Quantifying the internal variability in multi-decadal trends of spring surface air temperature over mid-to-high latitudes of Eurasia

Abstract

This study investigates the influences of internal climate variability (ICV) on Eurasian spring (March–May) surface air temperature (SAT) trends based on a 30-member ensemble of the Community Earth System Model version 1 (CESM1) from 1979 to 2014. The SAT trends over the mid-high latitude Eurasia vary considerably among individual simulations, indicating a large impact of ICV on SAT trends at regional scales.

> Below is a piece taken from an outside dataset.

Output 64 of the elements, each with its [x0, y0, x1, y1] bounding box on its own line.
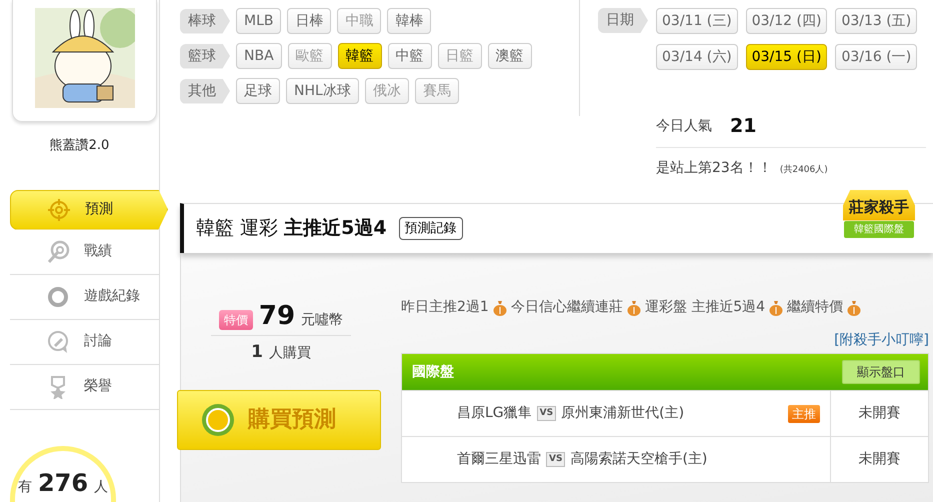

The leading pattern of internally generated SAT trend variability over Eurasia among the 30 SAT trends displays same sign distribution over the mid-high latitudes of Eurasia. This pattern is associated with the Northern Hemisphere annular mode (NAM) that accounts for about 1/3 of total variance of the spring sea level pressure (SLP) trends. The second pattern of internally generated SAT trend variability features a dipole structure, accompanied by prominent circulation changes over the North Atlantic and Europe. Internal dynamics account for approximately 40–70% of the observed warming over the central Eurasia and the Russian Far East. A dynamical adjustment methodology is employed to remove the effects of internal atmospheric circulation variability. Dynamical adjustment greatly reduces the spread of SAT trends within the ensemble and brings both the simulated and observed trends closer to the ensemble mean. Changes in the Barents–Kara Sea ice and Eurasian snow cover contribute to the remaining spread in SAT trends over the north coast of Russia and in the region north of the Caspian Sea, respectively. Both dynamics and thermodynamics contribute to the Barents–Kara Sea ice and Eurasian snow cover trends.